Migrants: la Commission européenne collabore-t-elle avec des pays répressifs?

Des migrants en provenance de l'Erythrée et du Soudan près de la ville de Calais, le 4 septembre 2014.
© Reuters/Pascal Rossignol

L'hebdomadaire allemand Der Spiegel et la télévision publique ARD ont déclenché une polémique vendredi dernier : selon eux, le 23 mars, les pays européens se seraient entendus discrètement pour que l'Allemagne fournisse du matériel de sécurité aux garde-frontières soudanais et pour la construction, au Soudan, de centres de rétention pour les migrants.
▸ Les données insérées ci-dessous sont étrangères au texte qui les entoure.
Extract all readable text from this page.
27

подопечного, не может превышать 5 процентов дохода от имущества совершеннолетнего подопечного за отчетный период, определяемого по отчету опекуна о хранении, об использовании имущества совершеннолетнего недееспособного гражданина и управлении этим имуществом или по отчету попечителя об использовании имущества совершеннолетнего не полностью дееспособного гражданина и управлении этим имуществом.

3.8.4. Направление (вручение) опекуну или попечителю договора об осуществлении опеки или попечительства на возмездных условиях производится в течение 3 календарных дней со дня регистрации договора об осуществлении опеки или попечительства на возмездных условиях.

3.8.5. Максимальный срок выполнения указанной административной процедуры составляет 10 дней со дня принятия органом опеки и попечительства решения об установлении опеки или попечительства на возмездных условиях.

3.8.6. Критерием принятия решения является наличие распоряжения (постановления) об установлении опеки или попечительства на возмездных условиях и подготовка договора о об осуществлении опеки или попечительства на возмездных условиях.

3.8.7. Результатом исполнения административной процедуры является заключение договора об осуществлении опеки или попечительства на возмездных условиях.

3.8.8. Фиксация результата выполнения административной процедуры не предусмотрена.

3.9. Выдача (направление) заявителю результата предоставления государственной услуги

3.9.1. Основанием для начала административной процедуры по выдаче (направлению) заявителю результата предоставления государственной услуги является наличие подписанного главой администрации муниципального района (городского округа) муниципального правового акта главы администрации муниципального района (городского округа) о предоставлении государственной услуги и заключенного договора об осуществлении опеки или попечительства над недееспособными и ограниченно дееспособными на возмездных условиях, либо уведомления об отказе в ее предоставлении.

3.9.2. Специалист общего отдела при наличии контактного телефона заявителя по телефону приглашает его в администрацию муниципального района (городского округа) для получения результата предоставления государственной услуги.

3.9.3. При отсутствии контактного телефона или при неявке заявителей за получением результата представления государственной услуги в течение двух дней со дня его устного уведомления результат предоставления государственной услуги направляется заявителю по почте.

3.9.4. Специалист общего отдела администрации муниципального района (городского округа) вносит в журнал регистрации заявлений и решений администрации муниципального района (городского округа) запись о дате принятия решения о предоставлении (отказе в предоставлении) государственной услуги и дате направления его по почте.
Des informations catégoriquement démenties par la Commission européenne mais qui révèlent le problème de la coopération européenne avec des pays répressifs.
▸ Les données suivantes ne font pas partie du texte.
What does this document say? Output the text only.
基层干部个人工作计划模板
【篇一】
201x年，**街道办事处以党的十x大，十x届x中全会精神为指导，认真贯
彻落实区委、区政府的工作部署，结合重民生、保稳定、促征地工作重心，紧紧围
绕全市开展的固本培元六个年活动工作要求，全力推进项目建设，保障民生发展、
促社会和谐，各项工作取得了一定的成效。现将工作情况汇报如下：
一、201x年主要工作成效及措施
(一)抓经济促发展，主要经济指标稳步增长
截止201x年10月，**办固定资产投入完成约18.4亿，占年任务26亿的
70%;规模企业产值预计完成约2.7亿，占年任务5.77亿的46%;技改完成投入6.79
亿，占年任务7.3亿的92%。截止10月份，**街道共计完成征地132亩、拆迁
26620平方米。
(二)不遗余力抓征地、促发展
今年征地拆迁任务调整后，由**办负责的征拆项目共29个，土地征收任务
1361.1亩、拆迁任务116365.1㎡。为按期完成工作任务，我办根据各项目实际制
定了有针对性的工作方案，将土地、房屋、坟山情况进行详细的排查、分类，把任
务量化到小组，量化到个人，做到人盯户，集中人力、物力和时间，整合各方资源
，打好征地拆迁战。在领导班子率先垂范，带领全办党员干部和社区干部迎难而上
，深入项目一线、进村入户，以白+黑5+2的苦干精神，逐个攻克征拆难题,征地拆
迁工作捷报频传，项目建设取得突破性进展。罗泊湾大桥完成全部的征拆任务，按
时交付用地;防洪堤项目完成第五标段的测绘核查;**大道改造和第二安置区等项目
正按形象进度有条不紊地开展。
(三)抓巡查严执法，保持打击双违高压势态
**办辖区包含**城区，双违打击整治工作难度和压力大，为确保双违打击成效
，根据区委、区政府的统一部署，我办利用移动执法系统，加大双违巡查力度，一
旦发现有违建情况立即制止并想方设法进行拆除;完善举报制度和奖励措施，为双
Interrogé par RFI, un porte-parole de la Commission européenne nie en bloc les informations du Spiegel et de l'ARD. Selon l'UE, un projet de coopération avec le Soudan existe bel et bien, mais il sera mis en œuvre exclusivement par des organisations internationales et des ONG, et non par le gouvernement soudanais.
Cette coopération est inscrite dans le cadre du « Processus de Khartoum », un mécanisme associant l'Europe et les pays d'origine et de destination des migrants en Afrique. Parmi ceux-ci, des pays autoritaires comme l'Erythrée et le Soudan.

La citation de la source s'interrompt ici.